Mayor de Blasio on Wednesday brushed off evidence of rampant abuse in the home of dead 5-year-old Mikey Guzman as he defended his beleaguered Administration for Children’s Services.
And just a day later, Hizzoner was stone silent as the Department of Investigation eviscerated the ACS for its systemic failures leading up to the death of another child, Jaden Jordan, in Brooklyn.
From The New York Post
“DOI’s investigation found that the depth of errors over a two-day period was so significant, and the errors involved the overall implementation of policies so basic, that they go to the heart of ACS’s core mission of protecting children and implicate high-level, systemic problems,” a summary of the report reads.
The DOI is investigating the deaths of more than a half-dozen children who were known to the ACS, including Zymere Perkins, a 6-year-old Harlem boy who was bludgeoned to death with a broomstick in September, and Michael “Mikey” Guzman, who was found dead on Sunday.
De Blasio was dismissive of the 13 visits by ACS to Mikey’s family — including eight substantiated cases of abuse or neglect — by suggesting there is no proof and that the boy may have died of natural causes.
On Thursday, Hizzoner did not release any public statements about Jaden Jordan, nor did he mention him in two media interviews spent railing about President Trump.

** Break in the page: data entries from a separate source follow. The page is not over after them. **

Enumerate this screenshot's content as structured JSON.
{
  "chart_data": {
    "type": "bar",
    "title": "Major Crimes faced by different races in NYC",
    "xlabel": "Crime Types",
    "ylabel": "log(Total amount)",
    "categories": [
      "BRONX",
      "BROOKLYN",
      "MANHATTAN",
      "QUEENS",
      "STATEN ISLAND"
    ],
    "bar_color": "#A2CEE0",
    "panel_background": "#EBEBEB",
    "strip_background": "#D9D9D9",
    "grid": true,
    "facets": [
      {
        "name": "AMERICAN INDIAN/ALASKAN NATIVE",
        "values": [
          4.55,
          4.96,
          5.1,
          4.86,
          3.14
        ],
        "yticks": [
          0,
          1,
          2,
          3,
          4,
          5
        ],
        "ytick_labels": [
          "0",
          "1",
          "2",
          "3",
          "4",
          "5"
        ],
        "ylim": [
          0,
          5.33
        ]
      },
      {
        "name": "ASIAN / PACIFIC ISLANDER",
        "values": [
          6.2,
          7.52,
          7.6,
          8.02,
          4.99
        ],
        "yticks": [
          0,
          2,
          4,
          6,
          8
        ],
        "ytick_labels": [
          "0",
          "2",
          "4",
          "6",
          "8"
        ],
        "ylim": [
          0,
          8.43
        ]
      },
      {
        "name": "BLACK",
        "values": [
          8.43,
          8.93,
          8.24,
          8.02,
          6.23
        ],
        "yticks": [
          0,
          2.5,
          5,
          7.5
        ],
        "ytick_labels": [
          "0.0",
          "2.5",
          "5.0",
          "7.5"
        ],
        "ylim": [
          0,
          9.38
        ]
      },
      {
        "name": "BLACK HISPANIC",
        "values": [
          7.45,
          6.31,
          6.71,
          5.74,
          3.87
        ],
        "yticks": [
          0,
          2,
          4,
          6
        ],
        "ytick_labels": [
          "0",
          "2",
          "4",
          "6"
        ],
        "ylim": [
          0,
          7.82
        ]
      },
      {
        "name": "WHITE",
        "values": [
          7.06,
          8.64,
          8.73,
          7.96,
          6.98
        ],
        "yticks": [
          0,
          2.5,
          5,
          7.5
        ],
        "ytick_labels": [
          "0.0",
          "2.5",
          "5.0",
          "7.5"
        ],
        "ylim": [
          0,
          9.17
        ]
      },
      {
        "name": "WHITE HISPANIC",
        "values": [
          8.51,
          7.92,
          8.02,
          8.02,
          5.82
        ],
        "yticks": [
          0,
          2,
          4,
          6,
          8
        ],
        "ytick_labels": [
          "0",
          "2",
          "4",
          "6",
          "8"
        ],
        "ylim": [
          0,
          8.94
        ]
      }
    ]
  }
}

De Blasio has routinely deflected criticism of ACS. In December, he allowed Commissioner Gladys Carrion to submit her resignation a week after Jaden’s death rather than fire her for mishandling the case. She remains in charge of the agency as a replacement is sought.
Jaden, 3, was allegedly beaten by his mom’s boyfriend on Nov. 28 — just two days after the ACS received an anonymous tip that he was being locked and held in a dog crate.
He suffered a fractured skull and died in the hospital on Dec. 4.
“The investigation found that despite ACS having the mandate, resources and information to urgently find Jaden, ACS did not find Jaden before he was allegedly beaten into a coma,” the report says.
ACS said the anonymous tipster gave out an incorrect address for Jaden so its investigators couldn’t find the family. But the DOI probe found that caseworkers actually had access to databases with thes information and could have located him sooner.
A major problem is that workers in the agency’s emergency children’s services unit — which handles cases during nights, weekends and holidays — aren’t adequately trained in how to use the databases.
“DOI found there was inadequate staffing, case practice, supervision and training within the unit,” the report states.
“In addition, DOI determined that the ECS unit is governed by policies that are inconsistent, confusing and contradictory.”
ECS staffers told city investigations they couldn’t remember the last time they’d been trained, and supervisors complained about not having enough time to review cases. These issues are particularly problematic because of the “high volume of investigations, 70 percent of which are high-priority” that ACS receives on nights, weekends and holidays, city investigators said.
“DOI found that poorly trained staff and inadequate staffing in a unit that receives a high proportion of critical cases is a systemic problem,” the report said.
As a result of the probe, the DOI has made a series of recommendations to the ACS, including that it report all allegations of criminal conduct to the NYPD immediately and make sure it has adequate staffing.